Aprovadas novas orientações para estudos de avaliação económica de fármacos

por Teresa Mendes | 30.10.2019

Portaria pretende «fornecer a melhor evidência de apoio à decisão» 
O Governo aprovou novas orientações metodológicas para estudos de avaliação económica de tecnologias de saúde, que produzem efeitos daqui a seis meses. Estas resultam do trabalho desenvolvido por um grupo de peritos constituído no âmbito da Comissão de Avaliação das Tecnologias de Saúde (CATS) do Infarmed e têm como objetivo «fornecer a melhor evidência de apoio à decisão».

A Portaria, publicada hoje no Diário da República, assinada pelo ex-secretário de Estado Adjunto e da Saúde, Francisco Ramos, justifica esta atualização ao Sistema Nacional de Avaliação de Tecnologias de Saúde (SiNATS), considerando que «se verificaram alterações no contexto português, com impacto na avaliação económica das tecnologias de saúde, nomeadamente nas políticas regulamentares de comercialização, visando a aprovação das tecnologias numa fase mais precoce do seu desenvolvimento e nas fontes de dados».
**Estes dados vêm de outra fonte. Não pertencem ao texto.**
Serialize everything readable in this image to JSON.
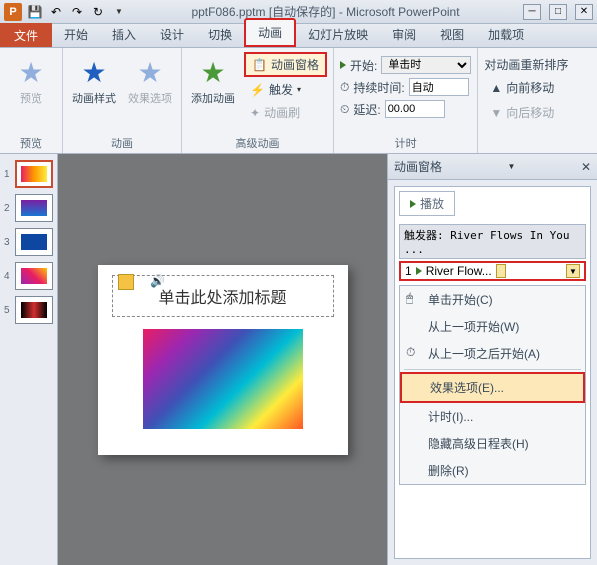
{
  "titlebar": {
    "app_letter": "P",
    "title": "pptF086.pptm [自动保存的] - Microsoft PowerPoint"
  },
  "tabs": {
    "file": "文件",
    "items": [
      "开始",
      "插入",
      "设计",
      "切换",
      "动画",
      "幻灯片放映",
      "审阅",
      "视图",
      "加载项"
    ],
    "active_index": 4
  },
  "ribbon": {
    "preview": {
      "label": "预览",
      "group": "预览"
    },
    "anim": {
      "style": "动画样式",
      "options": "效果选项",
      "group": "动画"
    },
    "adv": {
      "add": "添加动画",
      "pane": "动画窗格",
      "trigger": "触发",
      "painter": "动画刷",
      "group": "高级动画"
    },
    "timing": {
      "start_label": "开始:",
      "start_value": "单击时",
      "duration_label": "持续时间:",
      "duration_value": "自动",
      "delay_label": "延迟:",
      "delay_value": "00.00",
      "group": "计时"
    },
    "reorder": {
      "title": "对动画重新排序",
      "up": "向前移动",
      "down": "向后移动"
    }
  },
  "thumbs": [
    {
      "num": "1",
      "cls": "grad1"
    },
    {
      "num": "2",
      "cls": "grad2"
    },
    {
      "num": "3",
      "cls": "grad3"
    },
    {
      "num": "4",
      "cls": "grad4"
    },
    {
      "num": "5",
      "cls": "grad5"
    }
  ],
  "slide": {
    "title_placeholder": "单击此处添加标题"
  },
  "pane": {
    "title": "动画窗格",
    "play": "播放",
    "trigger_line": "触发器: River Flows In You ...",
    "item_num": "1",
    "item_label": "River Flow...",
    "menu": {
      "click_start": "单击开始(C)",
      "with_prev": "从上一项开始(W)",
      "after_prev": "从上一项之后开始(A)",
      "effect_opts": "效果选项(E)...",
      "timing": "计时(I)...",
      "hide_adv": "隐藏高级日程表(H)",
      "delete": "删除(R)"
    }
  }
}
O documento estabelece, por exemplo, que «o processo de avaliação deve ser dinâmico porque as circunstâncias com influência na vantagem económica (por exemplo, reduções de preços) podem alterar-se ao longo do tempo». 
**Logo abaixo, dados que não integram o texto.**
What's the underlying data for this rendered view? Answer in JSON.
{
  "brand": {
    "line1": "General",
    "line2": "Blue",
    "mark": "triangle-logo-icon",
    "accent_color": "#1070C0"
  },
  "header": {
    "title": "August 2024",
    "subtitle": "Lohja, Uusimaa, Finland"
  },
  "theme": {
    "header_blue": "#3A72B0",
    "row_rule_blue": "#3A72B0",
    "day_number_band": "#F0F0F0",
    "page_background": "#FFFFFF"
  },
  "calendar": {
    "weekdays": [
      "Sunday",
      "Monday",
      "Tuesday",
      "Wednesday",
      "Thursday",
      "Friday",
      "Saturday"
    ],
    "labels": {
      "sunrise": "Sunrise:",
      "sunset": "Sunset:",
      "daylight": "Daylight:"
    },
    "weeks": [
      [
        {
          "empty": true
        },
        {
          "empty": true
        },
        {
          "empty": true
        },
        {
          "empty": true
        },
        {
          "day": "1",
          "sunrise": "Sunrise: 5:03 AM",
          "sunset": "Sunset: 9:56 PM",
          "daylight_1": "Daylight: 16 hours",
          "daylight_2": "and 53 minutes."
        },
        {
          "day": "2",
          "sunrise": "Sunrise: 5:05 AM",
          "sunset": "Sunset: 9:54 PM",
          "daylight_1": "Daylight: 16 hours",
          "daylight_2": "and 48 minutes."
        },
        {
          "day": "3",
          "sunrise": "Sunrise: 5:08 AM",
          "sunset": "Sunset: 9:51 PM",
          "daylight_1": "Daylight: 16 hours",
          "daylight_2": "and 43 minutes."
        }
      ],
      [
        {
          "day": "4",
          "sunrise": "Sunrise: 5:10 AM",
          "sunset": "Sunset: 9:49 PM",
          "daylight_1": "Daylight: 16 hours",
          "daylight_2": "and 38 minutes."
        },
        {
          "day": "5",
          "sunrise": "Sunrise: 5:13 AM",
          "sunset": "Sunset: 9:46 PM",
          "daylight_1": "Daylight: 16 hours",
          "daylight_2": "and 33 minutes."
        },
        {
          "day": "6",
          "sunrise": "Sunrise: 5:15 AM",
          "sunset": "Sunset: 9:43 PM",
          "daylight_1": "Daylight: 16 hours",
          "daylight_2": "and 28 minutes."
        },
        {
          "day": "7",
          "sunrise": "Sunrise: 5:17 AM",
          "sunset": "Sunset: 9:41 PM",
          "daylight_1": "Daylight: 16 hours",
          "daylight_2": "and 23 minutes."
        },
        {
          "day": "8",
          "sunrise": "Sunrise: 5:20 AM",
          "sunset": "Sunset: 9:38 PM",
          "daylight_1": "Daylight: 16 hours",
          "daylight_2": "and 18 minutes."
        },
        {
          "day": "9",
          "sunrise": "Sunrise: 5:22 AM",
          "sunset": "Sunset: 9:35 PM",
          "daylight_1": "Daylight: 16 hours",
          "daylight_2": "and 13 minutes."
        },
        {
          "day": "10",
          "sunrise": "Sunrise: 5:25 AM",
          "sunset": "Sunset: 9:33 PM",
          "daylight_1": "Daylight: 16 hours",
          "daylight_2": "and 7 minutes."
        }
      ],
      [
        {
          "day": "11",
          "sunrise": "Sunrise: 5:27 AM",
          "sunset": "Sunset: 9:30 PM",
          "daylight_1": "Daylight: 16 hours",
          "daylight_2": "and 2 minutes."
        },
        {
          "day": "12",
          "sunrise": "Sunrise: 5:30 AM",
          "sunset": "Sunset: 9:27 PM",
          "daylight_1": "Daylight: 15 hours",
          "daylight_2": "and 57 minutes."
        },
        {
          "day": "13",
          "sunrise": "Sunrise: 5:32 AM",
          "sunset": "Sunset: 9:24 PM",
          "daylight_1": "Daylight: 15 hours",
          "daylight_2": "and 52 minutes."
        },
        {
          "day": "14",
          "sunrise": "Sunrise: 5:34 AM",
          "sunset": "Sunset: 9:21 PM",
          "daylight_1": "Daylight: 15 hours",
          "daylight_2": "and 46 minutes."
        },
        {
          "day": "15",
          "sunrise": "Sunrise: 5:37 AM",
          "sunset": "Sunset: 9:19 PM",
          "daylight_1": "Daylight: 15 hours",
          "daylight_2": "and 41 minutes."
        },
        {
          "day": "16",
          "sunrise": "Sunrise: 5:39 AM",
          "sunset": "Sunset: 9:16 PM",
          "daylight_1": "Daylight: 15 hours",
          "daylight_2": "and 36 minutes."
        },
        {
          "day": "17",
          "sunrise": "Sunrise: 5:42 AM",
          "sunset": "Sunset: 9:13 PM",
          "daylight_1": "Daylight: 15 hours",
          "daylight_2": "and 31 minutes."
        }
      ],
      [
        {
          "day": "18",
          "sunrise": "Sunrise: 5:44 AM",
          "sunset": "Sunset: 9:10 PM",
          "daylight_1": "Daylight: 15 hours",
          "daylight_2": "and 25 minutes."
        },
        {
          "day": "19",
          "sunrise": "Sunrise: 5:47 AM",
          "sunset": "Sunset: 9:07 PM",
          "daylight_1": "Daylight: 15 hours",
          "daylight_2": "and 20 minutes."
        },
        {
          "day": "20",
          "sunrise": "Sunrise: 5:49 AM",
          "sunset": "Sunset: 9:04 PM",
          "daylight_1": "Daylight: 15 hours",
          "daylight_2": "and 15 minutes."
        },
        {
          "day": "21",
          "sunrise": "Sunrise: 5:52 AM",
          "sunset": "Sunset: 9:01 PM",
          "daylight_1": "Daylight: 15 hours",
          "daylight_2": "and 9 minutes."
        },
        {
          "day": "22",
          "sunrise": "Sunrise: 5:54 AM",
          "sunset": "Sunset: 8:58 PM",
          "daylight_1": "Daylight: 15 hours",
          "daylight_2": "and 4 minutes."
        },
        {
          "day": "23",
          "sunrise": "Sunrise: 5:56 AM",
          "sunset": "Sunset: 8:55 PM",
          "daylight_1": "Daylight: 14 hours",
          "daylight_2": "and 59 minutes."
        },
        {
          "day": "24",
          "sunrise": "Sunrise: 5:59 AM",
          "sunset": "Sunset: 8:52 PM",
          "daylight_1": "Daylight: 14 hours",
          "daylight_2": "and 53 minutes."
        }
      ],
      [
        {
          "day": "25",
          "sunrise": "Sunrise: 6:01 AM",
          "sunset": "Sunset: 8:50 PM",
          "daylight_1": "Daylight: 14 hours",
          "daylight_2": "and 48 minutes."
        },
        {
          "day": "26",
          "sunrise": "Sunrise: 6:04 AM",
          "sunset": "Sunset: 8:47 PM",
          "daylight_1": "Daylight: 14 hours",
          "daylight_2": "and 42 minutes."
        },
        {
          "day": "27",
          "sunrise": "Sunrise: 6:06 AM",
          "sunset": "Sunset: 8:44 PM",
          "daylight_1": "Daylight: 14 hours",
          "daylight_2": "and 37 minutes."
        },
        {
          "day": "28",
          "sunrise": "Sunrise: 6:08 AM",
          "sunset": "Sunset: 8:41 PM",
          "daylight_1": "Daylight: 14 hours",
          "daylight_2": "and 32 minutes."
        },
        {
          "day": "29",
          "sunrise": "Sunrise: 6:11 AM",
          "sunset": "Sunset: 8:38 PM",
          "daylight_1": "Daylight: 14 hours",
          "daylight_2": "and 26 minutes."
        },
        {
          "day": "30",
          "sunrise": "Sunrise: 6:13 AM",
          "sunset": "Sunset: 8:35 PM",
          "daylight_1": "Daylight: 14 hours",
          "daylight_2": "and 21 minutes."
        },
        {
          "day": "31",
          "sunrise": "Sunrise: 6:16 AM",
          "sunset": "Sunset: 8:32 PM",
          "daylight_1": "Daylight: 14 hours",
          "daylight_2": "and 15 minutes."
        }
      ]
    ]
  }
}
Define também que a avaliação económica deve comparar a tecnologia em análise «com todas as outras opções» disponíveis em Portugal, «podendo incluir sequências terapêuticas, opções terapêuticas inativas, opções de tratamento ativo não-terapêuticas, e regras de iniciar-parar a nova tecnologia».
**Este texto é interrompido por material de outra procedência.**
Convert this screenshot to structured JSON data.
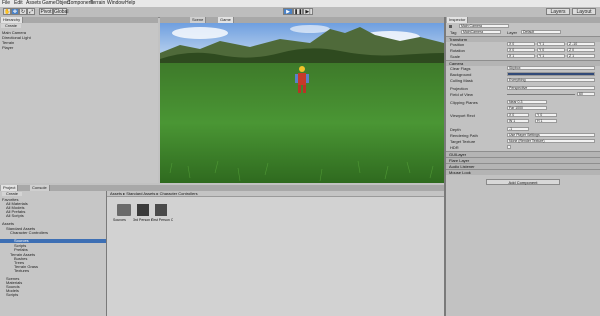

A Portaria, assinada pelo ex-secretário de Estado Adjunto e da Saúde, Francisco Ramos, justifica esta atualização ao SiNATS, considerando que «se verificaram alterações no contexto português, com impacto na avaliação económica das tecnologias de saúde» 

Além disso, segundo as novas orientações, as diferenças entre a evidência usada, analisada e revista pela CATS para definir o valor terapêutico acrescentado e a evidência usada na avaliação económica, «têm que ser devidamente justificadas».

Por fim, e num capítulo designado «Evidência e pressupostos relacionados com outros aspetos do modelo», é dito que o modelo de avaliação integra, frequentemente, pressupostos e várias fontes de evidência relacionados com outros parâmetros (além da efetividade relativa), nomeadamente as probabilidades e outros parâmetros que governam as transições entre estados de saúde, os ponderadores da qualidade de vida relacionada com a saúde, os custos unitários para valorização dos recursos, a incidência e prevalência da doença.

Ora, para o Governo, «a evidência subjacente a estes parâmetros e pressupostos deve ser identificada mediante um processo sistemático e explícito, tendo em conta a qualidade de cada fonte e a sua adequação ao contexto dos cuidados de saúde em Portugal», acrescentando o texto da Portaria que «a evidência utilizada no modelo deve ser claramente descrita, sendo que a omissão de fontes de evidência identificadas na revisão sistemática deve ser justificada».
 
Estas novas orientações serão publicadas na página eletrónica do Infarmed, no prazo máximo de 30 dias.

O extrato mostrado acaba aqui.